Ce jour là, j’ai commencé à comprendre que culpabiliser était choisir de focaliser sur les moments où j’estimais avoir « failli », « raté ». J’ai commencer à piger qu’en choisissant de me regarder ainsi, je laissais dans le noir tous les moments du quotidien, à m’occuper de lui, à lui faire des câlins, à le nourrir, à le changer, à jouer ensemble, à sourire ensemble, à le renourrir, à le rechanger à se promener ensemble, à l’aimer.
( Et a le re re re re renourrir et re re re re re changer...)
Ce sont finalement mes enfants, en grandissant, qui m’ont permis de comprendre tout ça, à chaque fois où ils m’ont renvoyé mes contradictions au visage, à chaque fois où certains de leurs comportements que je jugeais pénibles m’ont désagréablement renvoyé aux miens.

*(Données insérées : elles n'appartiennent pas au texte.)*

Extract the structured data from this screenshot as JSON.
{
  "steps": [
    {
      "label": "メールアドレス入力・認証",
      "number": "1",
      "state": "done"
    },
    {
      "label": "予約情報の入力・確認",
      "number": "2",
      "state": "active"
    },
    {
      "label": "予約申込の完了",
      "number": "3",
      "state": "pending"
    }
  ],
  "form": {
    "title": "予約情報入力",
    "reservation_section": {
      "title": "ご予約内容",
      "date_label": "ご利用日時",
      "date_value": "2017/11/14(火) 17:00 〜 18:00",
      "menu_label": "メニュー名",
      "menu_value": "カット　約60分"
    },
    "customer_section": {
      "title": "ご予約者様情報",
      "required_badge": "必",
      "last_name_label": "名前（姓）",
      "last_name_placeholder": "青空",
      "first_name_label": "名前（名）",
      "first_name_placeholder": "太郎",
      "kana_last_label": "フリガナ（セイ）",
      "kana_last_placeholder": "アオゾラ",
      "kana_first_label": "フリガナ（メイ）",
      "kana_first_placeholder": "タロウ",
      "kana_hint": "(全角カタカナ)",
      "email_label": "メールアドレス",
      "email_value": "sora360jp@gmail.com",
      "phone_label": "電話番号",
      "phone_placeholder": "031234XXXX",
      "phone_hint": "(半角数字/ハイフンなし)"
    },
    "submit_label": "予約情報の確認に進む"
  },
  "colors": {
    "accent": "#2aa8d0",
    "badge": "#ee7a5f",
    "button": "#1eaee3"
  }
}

Les regarder m’a fait comprendre à quel point je ne peux prétendre à leur faire intégrer des valeurs si je ne les incarne pas moi même. L’attitude et l’action sont bien plus puissantes que les paroles.
Les regarder m’a aussi fait comprendre à quel point je ne suis pas eux, et qu’ils ne sont pas moi. Ils ont leur propre regard sur le monde et je ne suis pas dans leur tête. Au mieux je peux les épauler pour qu’ils se construisent mais je n’ai aucune prise sur ce qu’ils feront avec ce que j’essaie de leur donner.
Au mieux je peux les sécuriser par mon amour, guère plus.
Mes enfants m’ont fait sacrément grandir. Ils m’ont permis de prendre confiance en moi, de faire taire plus facilement mon orgueil/ego, et d’apprendre à m’aimer un peu mieux. (Sans occulter le rôle de ma compagne car elle aussi m’a énormément fait grandir, mais bon là c’est pas le sujet)
Je n’étais pas du tout préparé à m’occuper d’un enfant. Je n’avais aucune idée de ce dans quoi je m’engageais. Je ne suis pas fier de tout ce que je fais, loin de là, mais je fais de mon mieux et je trouve que je progresse.